Wild Day at South Georgia Island
Silversea Explorer anchored at South Georgia Island |
First—Happy Thanksgiving.
We had a turkey dinner on board tonight with a couple of other Americans
plus a man from New Zealand and one from Ireland. Very enjoyable, but I miss cooking
Thanksgiving dinner for family and friends.
Sometime early yesterday morning, we
crossed the “Antarctic Convergence”, the area of the ocean that marks the end
of the South Atlantic and the beginning of the Southern Ocean. The crew takes the water temperature every fifteen
minutes and knows when we make that crossing because the water temperature drops about 10 degrees. The weather also changes dramatically, so we
went from sun and light winds to fog and heavy winds, with lots of big swells. I continue to be grateful for my seasickness
patches. Don is now surviving on Dramamine
quite happily.
Thousands of penguins on Salisbury Plain, South Georgia Island |
When we rounded the east end of
South Georgia Island early this morning, it was still relatively calm with winds
of 20 knots, and foggy. Our crew decided
to attempt landings on a beach called the Salisbury Plain, literally covered
with king penguins and both fur and elephant seals. Today, there were somewhere around 150,000
penguins and thousands of seals on the beach and up into the rock falls of the
mountains. An amazing sight.
The surf was OK when the first
groups landed (you can only have 100 people at any one time on South Georgia
and the Antarctic Peninsula, so we, being 120 people on board, went in 2 groups). By the time the first group returned to the
ship, the sea was getting pretty heavy and everyone was soaked as they got out
through the surf and hit large waves on their way back to the ship on the
Zodiacs.
When our turn came to leave the ship
in the Zodiacs, the conditions were marginal, which meant that big swells
battered the ship and we had to jump onto the Zodiacs between swells. The crew is incredible in their handling of
these very stable boats in high waves.
We landed on the beach, with some of the crew snagging our Zodiacs and
dragging us through the surf, about 4 feet high at that point. The crew members were in wet suits and soaked
and cold since the temperature was about freezing with, by then, a 35 knot wind
(the maximum for operations on shore).
Penguin injured by seal |
We wandered through the huge crowds
of penguins and seals, seeing thousands of incubating pairs, a number of
newborn baby seals, and some badly injured penguins who had narrowly escaped a
foraging seal that had snatched a chunk of their blubber. After about 45 minutes, it was clear that we
couldn’t return to the ship the way we had come, so we gathered all the
survival gear that always comes ashore and headed off over the beach and
tussock grass to a calmer landing site, about 1 ½ miles away in a small
cove. We loved the walk, but the male
seals were very unimpressed with us and growled, howled and charged us to get
us out of their territory.
Meanwhile, the ship moved from its
anchorage to the bay we were headed to, where we would have a better chance of
boarding the Zodiacs and the ship.
Finally, we accomplished both, thoroughly soaked, but so happy to have
had the opportunity to wander among these gorgeous animals.

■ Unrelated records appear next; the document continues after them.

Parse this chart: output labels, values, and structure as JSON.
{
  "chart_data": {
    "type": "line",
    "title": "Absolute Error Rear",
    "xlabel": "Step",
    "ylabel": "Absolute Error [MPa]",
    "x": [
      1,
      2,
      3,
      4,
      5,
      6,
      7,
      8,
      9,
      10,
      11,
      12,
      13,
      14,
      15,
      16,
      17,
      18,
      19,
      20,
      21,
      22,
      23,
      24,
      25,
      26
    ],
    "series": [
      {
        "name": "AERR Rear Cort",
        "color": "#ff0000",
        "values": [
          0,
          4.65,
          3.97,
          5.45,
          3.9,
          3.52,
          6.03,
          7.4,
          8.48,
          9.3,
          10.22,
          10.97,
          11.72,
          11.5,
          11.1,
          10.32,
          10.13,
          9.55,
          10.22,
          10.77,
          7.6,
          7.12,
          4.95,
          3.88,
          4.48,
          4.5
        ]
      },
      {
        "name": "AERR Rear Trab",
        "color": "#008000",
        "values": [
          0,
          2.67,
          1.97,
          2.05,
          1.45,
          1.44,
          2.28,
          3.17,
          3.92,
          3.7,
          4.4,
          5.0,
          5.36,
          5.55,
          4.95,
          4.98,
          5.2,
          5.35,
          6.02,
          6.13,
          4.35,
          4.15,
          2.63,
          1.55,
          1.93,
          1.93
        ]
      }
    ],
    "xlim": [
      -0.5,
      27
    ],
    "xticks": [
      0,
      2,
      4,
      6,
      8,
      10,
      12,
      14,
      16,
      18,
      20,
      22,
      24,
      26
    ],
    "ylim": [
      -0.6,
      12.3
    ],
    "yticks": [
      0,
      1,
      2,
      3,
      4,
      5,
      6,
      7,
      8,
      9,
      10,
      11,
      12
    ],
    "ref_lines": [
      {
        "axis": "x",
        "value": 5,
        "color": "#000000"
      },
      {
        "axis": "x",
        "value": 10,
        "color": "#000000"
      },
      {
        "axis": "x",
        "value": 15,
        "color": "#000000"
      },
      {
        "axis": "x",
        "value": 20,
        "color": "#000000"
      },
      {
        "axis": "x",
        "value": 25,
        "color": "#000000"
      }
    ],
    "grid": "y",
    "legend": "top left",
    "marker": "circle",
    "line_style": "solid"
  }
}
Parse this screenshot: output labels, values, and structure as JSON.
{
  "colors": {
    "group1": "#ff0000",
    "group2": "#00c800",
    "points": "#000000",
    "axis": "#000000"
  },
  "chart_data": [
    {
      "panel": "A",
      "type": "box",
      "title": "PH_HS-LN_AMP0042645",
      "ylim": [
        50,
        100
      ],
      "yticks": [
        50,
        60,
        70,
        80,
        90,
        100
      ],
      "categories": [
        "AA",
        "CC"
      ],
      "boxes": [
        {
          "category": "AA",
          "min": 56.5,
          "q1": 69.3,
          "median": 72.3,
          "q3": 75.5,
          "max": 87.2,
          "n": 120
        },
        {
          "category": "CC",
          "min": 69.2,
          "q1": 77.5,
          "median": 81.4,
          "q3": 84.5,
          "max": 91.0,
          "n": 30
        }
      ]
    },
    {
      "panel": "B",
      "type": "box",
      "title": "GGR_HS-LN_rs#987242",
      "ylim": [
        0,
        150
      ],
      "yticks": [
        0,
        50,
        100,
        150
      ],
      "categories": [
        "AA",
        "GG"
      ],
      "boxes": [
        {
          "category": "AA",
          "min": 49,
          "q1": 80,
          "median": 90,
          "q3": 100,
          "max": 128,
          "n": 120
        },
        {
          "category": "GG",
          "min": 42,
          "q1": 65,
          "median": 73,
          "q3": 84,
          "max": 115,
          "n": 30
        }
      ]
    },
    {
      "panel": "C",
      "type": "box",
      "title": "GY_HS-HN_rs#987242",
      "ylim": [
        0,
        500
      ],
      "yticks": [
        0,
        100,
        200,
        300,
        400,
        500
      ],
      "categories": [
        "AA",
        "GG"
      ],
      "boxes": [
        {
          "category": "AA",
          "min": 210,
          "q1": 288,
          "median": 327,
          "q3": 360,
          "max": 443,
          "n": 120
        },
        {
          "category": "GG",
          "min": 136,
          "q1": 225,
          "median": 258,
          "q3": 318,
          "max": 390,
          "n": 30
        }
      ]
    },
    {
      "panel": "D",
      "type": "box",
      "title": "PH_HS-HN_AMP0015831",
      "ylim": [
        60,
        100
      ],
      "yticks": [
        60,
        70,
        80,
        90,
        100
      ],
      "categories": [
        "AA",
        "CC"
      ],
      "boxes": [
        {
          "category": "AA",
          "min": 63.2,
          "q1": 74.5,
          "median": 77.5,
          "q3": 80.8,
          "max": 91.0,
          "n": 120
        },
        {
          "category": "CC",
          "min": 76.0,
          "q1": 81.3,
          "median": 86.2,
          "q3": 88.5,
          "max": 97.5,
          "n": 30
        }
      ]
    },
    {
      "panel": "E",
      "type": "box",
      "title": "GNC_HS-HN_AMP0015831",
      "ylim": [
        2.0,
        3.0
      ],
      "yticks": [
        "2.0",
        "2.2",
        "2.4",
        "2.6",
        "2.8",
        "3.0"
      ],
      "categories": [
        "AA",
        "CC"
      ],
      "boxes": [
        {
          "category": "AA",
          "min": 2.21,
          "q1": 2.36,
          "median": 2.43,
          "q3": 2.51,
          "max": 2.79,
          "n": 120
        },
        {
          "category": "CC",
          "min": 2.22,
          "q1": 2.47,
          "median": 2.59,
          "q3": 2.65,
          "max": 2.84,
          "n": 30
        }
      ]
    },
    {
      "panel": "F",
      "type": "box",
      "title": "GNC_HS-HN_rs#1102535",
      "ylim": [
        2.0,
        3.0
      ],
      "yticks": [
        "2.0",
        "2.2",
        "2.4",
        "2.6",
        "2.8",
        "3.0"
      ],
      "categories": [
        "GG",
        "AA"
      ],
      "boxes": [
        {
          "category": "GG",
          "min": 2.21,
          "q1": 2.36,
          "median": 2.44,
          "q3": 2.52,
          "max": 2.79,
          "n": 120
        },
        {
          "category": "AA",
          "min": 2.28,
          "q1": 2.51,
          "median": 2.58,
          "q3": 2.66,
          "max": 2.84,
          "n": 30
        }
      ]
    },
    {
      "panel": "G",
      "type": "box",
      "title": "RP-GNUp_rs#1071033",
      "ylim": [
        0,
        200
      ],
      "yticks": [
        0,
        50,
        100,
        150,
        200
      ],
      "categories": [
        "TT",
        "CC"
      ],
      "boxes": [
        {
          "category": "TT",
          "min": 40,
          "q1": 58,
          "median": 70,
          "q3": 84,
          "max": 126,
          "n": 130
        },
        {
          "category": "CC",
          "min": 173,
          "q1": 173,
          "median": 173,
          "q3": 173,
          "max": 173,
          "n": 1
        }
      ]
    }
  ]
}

As soon as we headed out to sea to
move to our next destination, the swells rose to about 27 feet, according to
the crew, who measure them constantly.
That meant that the ship was pitching and rolling to a remarkable
degree. We were eating lunch while the
plates, glasses, liquids and food slid from one of the table to the other and
often onto the floor. The waiters
wrapped saran around their serving stations to keep all the plates, glasses and
utensils from flying onto the floor. Back
in our cabin, there were waves crashing on our windows, and we’re on the 4th
deck. Quite exciting.
By late afternoon, we had moved to a
protected bay where one of South Georgia’s old whaling stations had been
located. The buildings are still there,
though in ruined state. This is where
Ernest Shackleton and his companions arrived after a horrific crossing of the
mountains in blizzard conditions, not knowing where they were or being able to
see where they were going. At one point,
Shackleton heard the whistle announcing lunch for the workers and headed in
that direction, down a precipitous waterfall and ice face into a flat valley
and on to the whaling station, from which he rescued his crew whom he’d left on Elephant Island.
Gail and Don at Shackleton's grave, South Georgia Island |
Tonight we ventured into the heavy
seas again, but are now anchored in a deep, narrow bay, where there used to be
a whaling station. It’s now an Antarctic
research station. We will visit it
tomorrow, hopefully, weather permitting, to visit Shackleton’s grave and a
monument his crew built in his honor.
Shackleton died here of a heart attack on one of his later trips to try
to reach the South Pole.
South Georgia Island is magnificent
with a 10,000 foot high ridge of mountains running its length. These are covered with snow and glaciers, so
a beautiful sight. In most places, they
run right into the deep ocean waters.
The only inhabitants now are researchers and fishery scientists who
monitor the health of the fisheries that surround this area in abundance.